The Promontory ceremony marked a milestone, but not the finish line. Neither Sacramento nor Omaha was a seaport, and neither had rail connections when designated as termini. Western Pacific completed the line from Sacramento to San Francisco Bay on September 6, 1869. The U.S. Supreme Court later determined the official completion date of the Pacific Railroad to be November 6, 1869. Passengers still had to cross the Missouri River by boat between Council Bluffs and Omaha until the Union Pacific Missouri River Bridge opened in March 1872. A true coast-to-coast link came in August 1870, when the Kansas Pacific Railway completed its Denver extension to Strasburg, Colorado.
By 1904, the Promontory route was obsolete. The new Lucin Cutoff crossed the Great Salt Lake directly from Ogden to Lucin, cutting 43 miles from the journey. Main line trains no longer passed over Promontory Summit. In 1942, the original rails were pulled up for World War II scrap, marked by a ceremonial "undriving" of the last iron spike. Local residents erected a marker in 1943. A commemorative stamp was issued for the 75th anniversary in 1944. The first re-enactment was staged in 1948. Congress established Golden Spike National Historic Site in 1957, and O'Connor Engineering Laboratories built working replicas of the original locomotives. For the 1969 centennial, the High Iron Company ran a steam excursion from New York City, with John Wayne aboard for the final leg into Salt Lake City.
The golden spike has driven its way into American culture. John Ford depicted the ceremony in The Iron Horse (1924), now preserved in the National Film Registry. Wild Wild West (1999) staged a fictional assassination attempt at the ceremony. Hell on Wheels ran multiple seasons on the railroad's construction. Utah chose the golden spike for its state quarter in 2006. In 2019, the Postal Service issued three commemorative stamps for the 150th anniversary. That same year, Secretary of Transportation Elaine Chao spoke at the ceremony, bringing overdue focus to the Chinese contribution. A 43-foot statue of the spike is planned for a Utah state park in Brigham City. The symbol endures because it represents something larger than a railroad: the closing of the American frontier, the linking of a continent, the audacity of a young nation convinced it could bend geography to its will.

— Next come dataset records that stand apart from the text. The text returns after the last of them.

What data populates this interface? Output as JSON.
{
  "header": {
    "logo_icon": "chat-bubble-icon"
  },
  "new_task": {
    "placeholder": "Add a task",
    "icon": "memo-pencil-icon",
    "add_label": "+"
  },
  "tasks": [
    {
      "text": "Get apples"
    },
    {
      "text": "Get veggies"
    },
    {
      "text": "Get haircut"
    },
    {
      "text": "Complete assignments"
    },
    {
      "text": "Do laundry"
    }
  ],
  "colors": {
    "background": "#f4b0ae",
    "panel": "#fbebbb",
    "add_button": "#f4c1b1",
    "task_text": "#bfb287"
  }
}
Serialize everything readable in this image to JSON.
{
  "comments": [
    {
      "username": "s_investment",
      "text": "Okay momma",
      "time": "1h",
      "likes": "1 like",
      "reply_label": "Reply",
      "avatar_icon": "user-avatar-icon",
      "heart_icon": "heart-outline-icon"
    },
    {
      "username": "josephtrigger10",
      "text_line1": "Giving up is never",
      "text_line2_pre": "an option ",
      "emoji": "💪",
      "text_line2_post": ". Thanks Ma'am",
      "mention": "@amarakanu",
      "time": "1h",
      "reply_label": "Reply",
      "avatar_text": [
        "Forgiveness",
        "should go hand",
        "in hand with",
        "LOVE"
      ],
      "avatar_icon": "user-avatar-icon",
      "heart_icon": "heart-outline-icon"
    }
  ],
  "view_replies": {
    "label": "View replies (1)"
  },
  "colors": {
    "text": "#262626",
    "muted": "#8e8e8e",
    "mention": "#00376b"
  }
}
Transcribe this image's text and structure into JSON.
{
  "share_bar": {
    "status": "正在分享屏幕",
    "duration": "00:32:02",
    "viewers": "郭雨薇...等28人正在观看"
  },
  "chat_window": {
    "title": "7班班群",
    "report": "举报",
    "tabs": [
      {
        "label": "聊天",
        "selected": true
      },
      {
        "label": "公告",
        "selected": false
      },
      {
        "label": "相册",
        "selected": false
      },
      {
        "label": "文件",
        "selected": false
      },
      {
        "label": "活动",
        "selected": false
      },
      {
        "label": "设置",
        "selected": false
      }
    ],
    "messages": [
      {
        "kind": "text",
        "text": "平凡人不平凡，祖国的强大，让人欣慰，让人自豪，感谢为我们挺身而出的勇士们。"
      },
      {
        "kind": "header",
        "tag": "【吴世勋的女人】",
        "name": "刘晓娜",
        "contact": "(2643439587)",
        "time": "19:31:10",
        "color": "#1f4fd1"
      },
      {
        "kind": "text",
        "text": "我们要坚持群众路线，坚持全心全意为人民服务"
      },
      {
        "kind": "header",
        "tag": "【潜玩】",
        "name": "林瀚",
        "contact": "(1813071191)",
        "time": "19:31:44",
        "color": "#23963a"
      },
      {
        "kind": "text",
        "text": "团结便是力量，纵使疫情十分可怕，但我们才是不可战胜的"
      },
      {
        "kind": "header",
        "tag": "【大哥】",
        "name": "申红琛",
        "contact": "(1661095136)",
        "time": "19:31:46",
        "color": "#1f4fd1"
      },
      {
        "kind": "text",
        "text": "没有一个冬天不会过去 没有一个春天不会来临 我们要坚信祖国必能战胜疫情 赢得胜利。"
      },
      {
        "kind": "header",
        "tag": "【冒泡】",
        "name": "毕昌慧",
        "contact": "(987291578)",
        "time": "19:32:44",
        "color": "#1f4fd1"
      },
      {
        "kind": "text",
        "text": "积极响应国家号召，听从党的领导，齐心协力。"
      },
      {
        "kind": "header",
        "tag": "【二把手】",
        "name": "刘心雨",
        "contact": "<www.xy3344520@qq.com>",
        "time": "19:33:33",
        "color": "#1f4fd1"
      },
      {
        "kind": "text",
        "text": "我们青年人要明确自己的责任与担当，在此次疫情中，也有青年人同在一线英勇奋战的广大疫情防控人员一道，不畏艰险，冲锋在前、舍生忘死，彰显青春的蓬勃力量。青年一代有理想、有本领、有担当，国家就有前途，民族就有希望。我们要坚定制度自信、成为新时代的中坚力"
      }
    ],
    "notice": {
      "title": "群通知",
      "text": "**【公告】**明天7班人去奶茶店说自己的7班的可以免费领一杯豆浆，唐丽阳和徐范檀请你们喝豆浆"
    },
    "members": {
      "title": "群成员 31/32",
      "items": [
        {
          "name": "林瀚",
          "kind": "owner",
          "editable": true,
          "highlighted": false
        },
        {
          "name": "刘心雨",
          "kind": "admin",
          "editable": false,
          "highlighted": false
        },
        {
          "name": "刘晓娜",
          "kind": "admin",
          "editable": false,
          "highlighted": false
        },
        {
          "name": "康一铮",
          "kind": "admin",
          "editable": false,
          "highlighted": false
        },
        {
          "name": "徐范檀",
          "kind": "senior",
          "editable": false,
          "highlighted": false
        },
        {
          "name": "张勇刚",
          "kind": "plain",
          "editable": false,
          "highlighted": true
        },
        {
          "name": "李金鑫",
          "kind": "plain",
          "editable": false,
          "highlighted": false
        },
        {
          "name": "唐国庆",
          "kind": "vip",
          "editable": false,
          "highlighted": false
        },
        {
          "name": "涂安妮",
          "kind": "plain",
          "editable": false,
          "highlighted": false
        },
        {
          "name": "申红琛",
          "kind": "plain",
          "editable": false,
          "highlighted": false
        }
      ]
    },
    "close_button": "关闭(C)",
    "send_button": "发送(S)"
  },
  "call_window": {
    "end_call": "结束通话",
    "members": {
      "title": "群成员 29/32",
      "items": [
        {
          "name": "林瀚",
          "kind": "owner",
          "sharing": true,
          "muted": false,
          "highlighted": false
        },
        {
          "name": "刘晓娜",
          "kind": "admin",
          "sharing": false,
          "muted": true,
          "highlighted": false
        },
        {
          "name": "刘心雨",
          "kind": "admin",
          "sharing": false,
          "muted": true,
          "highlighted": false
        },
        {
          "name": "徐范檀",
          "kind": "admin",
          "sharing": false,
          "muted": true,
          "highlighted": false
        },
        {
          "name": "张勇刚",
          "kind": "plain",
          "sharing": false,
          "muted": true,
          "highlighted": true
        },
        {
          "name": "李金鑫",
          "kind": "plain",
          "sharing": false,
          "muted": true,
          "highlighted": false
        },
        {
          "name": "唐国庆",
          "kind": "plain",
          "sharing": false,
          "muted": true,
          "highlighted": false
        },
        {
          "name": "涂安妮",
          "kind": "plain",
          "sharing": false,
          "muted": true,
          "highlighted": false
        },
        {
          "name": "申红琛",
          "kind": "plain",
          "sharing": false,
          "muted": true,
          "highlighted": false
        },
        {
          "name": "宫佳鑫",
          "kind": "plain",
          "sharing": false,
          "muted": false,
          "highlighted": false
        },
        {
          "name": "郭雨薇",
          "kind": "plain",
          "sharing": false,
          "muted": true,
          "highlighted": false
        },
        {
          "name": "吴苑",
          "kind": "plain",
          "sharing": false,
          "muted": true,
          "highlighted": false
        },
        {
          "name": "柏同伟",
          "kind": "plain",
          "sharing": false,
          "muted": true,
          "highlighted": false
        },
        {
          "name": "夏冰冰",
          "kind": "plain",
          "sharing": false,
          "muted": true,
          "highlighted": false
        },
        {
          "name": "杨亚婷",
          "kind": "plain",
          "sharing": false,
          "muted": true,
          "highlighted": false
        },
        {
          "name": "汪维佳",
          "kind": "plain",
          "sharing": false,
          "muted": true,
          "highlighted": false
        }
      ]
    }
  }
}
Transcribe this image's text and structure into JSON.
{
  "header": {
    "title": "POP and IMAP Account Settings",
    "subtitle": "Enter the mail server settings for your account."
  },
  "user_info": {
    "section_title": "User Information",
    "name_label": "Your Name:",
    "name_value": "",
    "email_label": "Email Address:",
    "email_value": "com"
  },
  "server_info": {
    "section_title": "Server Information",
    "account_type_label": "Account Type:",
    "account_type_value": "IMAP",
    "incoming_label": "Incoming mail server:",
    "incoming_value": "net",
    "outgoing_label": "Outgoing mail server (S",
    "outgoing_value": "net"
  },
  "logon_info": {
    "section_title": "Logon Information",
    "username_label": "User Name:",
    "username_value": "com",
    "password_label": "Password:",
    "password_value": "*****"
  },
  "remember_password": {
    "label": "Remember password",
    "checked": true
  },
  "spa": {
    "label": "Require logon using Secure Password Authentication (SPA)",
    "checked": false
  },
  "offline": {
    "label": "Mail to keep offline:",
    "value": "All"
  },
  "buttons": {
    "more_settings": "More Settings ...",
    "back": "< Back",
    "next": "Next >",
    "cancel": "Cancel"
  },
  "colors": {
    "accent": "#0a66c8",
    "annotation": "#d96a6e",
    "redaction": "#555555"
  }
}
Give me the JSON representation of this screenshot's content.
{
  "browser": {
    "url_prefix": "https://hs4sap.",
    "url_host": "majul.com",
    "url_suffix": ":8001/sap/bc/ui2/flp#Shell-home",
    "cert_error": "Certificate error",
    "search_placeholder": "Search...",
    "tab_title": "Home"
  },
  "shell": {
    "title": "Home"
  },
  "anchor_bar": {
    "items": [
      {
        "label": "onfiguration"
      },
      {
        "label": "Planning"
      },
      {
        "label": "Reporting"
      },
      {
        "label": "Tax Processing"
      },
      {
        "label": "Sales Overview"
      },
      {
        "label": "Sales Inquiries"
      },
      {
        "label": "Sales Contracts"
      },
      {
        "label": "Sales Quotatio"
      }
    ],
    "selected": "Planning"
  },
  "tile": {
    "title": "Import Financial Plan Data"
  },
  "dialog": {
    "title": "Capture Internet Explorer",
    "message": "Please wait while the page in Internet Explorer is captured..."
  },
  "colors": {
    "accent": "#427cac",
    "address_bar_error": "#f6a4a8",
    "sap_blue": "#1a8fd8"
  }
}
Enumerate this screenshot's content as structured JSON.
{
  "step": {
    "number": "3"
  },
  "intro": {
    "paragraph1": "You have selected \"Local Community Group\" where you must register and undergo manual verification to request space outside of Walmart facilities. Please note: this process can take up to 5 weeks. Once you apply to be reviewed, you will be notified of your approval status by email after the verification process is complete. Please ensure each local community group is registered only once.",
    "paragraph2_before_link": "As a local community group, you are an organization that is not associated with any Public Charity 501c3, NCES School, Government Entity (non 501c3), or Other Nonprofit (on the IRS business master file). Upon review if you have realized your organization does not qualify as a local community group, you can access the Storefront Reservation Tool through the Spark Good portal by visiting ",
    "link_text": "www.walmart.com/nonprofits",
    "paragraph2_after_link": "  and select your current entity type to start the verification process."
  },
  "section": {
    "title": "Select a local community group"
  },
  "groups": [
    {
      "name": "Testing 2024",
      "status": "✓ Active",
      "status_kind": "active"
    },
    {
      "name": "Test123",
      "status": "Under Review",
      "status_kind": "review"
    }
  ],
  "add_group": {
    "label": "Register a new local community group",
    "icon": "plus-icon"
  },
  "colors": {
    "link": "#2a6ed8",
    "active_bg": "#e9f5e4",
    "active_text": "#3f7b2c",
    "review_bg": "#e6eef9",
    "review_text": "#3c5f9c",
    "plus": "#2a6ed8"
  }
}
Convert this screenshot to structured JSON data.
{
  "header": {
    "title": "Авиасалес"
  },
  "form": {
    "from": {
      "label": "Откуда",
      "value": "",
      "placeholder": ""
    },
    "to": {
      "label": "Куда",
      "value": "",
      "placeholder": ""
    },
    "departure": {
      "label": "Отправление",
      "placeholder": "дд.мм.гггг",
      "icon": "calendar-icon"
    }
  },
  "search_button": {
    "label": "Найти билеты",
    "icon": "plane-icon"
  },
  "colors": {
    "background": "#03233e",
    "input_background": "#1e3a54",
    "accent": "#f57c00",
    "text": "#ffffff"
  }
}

The golden spike ceremony occurred at Promontory Summit, Utah, located at 41.62N, 112.55W, north of the Great Salt Lake. The site is now Golden Spike National Historical Park. From the air, look for the distinctive shape of Promontory Point extending into the lake to the south, with the Lucin Cutoff causeway visible crossing the water to the southwest. The park area shows as a developed zone with road access amid empty high desert. The original spike is not here - it resides at Stanford University in California. Nearest airports include Ogden-Hinckley (KOGD) about 40 miles southeast and Brigham City (KBMC) about 25 miles east. Best viewed at 3,000-6,000 feet AGL. The surrounding terrain is classic Great Basin sagebrush country.